Yürürlükteki kanuna uygun olarak yabancılara verilen çalışma izinleri yıllar içinde arttı. 2003 yılında yalnızca 804 kişiye süreli çalışma izni, 50 kişiye süresiz çalışma izni ve 1 kişiye de bağımsız çalışma izni verilmişti.

2009 yılından itibaren süreli çalışma izni verilen kişi sayısı hızla artmaya başladı. 2009 yılında 13,9 bin kişiye süreli çalışma izni verilmişken, bu sayı 2011 yılında 17,3 bine, 2012 yılında 32,2 bine ve 2013 yılında 45,7 bine yükseldi. Özellikle Suriyelilere süreli çalışma izninin verilmesiyle, 2019 yılında bu rakam 145,2 bin oldu.

Bu sayılardan Türkiye’de süreli çalışma izniyle kaç kişinin çalışmakta olduğunu tespit edebilmek mümkün değildir. İlgili yasada belirtildiği gibi, ilk kez bu izni alanlara en çok bir yıl süreli çalışma izni verilmektedir. Ancak daha sonraki yıllarda daha uzun süreli çalışma izni verilebildiğinden, günümüzde süreli çalışma izniyle yasal olarak çalışmakta olan yabancıların sayısının birkaç yüz bin civarında olduğu tahmin edilebilir. Buna karşılık, kaçak çalışan yabancıların sayısının birkaç milyonu bulduğu düşünülmektedir.

Sonuç olarak, Türkiye ekonomisi açısından yabancı işçilerin kalkındırma ya da çökertme gibi bir etkilerinin olup olmadığını tartışmadan önce bu nesnel durumu ve ilişkileri iyi bilmek gereklidir.
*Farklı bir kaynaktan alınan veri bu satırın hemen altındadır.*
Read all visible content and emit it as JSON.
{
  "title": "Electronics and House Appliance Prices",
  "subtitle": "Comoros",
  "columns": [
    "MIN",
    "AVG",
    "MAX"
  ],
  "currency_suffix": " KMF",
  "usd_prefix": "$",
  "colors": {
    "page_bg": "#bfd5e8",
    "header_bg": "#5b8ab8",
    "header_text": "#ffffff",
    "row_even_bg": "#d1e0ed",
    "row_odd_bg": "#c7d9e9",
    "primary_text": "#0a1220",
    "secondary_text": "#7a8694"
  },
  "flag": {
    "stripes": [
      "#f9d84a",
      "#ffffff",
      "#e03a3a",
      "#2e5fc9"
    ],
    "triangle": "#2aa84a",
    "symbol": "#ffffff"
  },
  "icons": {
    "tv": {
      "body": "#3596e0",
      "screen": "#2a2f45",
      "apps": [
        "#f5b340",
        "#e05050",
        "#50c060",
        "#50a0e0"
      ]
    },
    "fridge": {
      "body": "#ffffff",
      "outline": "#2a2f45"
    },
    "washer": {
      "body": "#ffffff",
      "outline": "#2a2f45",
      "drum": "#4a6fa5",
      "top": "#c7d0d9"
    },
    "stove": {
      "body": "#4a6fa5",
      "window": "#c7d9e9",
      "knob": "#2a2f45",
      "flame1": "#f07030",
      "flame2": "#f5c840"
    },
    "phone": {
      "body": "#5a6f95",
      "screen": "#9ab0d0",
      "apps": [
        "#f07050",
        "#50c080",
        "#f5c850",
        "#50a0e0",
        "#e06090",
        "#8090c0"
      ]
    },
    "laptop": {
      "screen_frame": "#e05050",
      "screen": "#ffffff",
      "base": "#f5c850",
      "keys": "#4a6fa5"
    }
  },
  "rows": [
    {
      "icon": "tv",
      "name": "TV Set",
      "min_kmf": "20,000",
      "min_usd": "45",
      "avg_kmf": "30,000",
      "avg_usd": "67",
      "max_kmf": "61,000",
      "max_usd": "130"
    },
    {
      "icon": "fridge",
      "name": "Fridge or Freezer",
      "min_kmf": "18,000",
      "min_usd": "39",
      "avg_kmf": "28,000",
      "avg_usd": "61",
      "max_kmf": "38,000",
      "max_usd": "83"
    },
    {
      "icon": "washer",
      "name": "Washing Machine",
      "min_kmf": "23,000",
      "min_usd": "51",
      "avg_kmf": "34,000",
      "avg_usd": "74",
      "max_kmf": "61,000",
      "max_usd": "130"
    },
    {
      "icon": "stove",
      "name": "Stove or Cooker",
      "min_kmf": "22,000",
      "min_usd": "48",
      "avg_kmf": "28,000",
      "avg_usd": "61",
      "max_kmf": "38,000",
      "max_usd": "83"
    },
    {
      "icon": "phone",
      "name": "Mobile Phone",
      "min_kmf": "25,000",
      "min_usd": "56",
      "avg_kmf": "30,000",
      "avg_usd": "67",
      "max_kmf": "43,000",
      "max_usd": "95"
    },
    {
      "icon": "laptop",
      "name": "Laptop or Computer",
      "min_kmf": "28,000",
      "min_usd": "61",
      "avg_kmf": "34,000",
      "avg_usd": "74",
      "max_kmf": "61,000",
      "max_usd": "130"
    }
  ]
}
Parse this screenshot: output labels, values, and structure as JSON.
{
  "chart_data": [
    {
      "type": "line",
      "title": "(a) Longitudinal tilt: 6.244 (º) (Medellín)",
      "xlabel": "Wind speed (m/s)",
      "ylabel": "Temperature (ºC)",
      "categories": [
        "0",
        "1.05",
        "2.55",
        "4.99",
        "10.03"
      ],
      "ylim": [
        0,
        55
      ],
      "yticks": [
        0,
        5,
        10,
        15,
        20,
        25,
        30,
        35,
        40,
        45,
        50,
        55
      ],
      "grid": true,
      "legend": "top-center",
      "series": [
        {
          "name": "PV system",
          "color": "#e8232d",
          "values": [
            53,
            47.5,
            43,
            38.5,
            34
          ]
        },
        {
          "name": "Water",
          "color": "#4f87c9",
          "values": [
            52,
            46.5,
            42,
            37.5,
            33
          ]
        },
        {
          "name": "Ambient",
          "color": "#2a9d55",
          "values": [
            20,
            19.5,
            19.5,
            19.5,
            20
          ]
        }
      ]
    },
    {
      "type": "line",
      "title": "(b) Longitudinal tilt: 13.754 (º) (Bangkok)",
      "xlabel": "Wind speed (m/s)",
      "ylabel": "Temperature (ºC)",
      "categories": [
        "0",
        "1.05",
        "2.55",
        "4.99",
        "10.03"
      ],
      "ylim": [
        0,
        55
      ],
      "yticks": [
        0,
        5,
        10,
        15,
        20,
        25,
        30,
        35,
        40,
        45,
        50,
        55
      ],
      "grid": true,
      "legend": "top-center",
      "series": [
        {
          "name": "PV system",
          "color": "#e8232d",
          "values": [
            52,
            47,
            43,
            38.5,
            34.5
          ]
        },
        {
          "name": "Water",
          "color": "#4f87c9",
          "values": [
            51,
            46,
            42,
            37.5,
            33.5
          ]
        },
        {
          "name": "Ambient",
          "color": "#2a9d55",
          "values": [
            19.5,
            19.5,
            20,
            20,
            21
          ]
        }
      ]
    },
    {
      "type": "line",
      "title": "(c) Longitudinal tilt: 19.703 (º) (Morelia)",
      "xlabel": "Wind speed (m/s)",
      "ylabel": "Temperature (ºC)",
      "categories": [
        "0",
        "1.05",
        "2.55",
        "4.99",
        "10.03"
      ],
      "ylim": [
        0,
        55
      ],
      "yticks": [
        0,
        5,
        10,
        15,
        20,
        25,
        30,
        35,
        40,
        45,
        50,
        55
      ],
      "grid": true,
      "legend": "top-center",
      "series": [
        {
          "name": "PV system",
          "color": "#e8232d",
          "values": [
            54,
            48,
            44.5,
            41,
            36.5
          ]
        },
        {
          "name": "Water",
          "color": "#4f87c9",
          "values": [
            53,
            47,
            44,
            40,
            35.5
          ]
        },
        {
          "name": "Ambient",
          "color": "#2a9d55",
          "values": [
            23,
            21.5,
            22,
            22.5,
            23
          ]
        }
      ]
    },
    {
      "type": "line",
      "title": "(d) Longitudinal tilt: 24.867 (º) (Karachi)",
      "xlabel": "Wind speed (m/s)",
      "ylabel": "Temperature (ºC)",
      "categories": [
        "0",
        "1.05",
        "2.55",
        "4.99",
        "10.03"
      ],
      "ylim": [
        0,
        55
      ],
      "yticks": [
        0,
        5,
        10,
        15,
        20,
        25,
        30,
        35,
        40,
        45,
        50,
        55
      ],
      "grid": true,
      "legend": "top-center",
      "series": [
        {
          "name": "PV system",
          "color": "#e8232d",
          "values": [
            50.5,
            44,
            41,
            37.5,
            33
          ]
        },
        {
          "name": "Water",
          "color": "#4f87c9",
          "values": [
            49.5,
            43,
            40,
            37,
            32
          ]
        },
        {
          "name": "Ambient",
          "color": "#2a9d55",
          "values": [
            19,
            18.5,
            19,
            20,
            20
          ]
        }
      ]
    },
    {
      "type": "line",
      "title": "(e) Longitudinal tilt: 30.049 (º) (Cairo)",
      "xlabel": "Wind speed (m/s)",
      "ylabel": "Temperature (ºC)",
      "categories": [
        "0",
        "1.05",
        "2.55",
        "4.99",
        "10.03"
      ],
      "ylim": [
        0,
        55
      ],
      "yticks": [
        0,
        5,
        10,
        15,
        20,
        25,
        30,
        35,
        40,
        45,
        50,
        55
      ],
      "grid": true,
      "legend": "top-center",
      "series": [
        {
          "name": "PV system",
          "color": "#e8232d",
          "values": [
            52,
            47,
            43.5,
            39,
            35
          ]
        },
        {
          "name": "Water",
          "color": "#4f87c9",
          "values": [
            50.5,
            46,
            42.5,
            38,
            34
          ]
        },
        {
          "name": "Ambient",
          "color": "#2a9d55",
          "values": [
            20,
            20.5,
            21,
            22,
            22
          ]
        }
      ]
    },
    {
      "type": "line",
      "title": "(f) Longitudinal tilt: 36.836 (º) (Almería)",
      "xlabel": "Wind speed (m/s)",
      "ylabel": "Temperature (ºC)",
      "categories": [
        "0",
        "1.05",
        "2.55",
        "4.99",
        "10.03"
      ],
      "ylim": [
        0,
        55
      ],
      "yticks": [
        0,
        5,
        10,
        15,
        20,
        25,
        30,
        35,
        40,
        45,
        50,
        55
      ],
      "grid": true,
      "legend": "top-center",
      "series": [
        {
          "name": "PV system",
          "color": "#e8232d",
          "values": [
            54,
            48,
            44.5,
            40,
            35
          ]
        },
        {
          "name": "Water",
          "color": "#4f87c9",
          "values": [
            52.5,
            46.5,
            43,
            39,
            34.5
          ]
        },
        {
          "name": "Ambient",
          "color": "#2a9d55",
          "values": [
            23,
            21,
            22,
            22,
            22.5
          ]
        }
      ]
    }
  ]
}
Türkiye’de sermaye düzeni, esnek ve kuralsız çalışma düzenini işletmek için her tür olanağı devreye sokar. küçük ve orta ölçekli sanayi işletmelerinde ve inşaat, merdiven altı konfeksiyon gibi kuralsız, esnek ve kaçak çalıştırmanın yaygın bulunduğu sektörlerde, yabancı işçilerin güçsüzlük ve çaresizliklerini sonuna kadar değerlendirmeyi bilir. Burada büyük sermaye, orta-küçük ölçekli sermaye ayrımı da bir noktadan sonra önemini kaybetmektedir. Parçalı üretimin yaygınlaştığı, merdiven altından herkesin bildiği büyük tekellere uzanan bir zincir olduğunu ve zaman zaman rekabet halinde olsalar bile büyüğüyle küçüğüyle sermayenin temel konularda çıkar ortaklığıyla hareket ettiğini bilmemiz gerekiyor.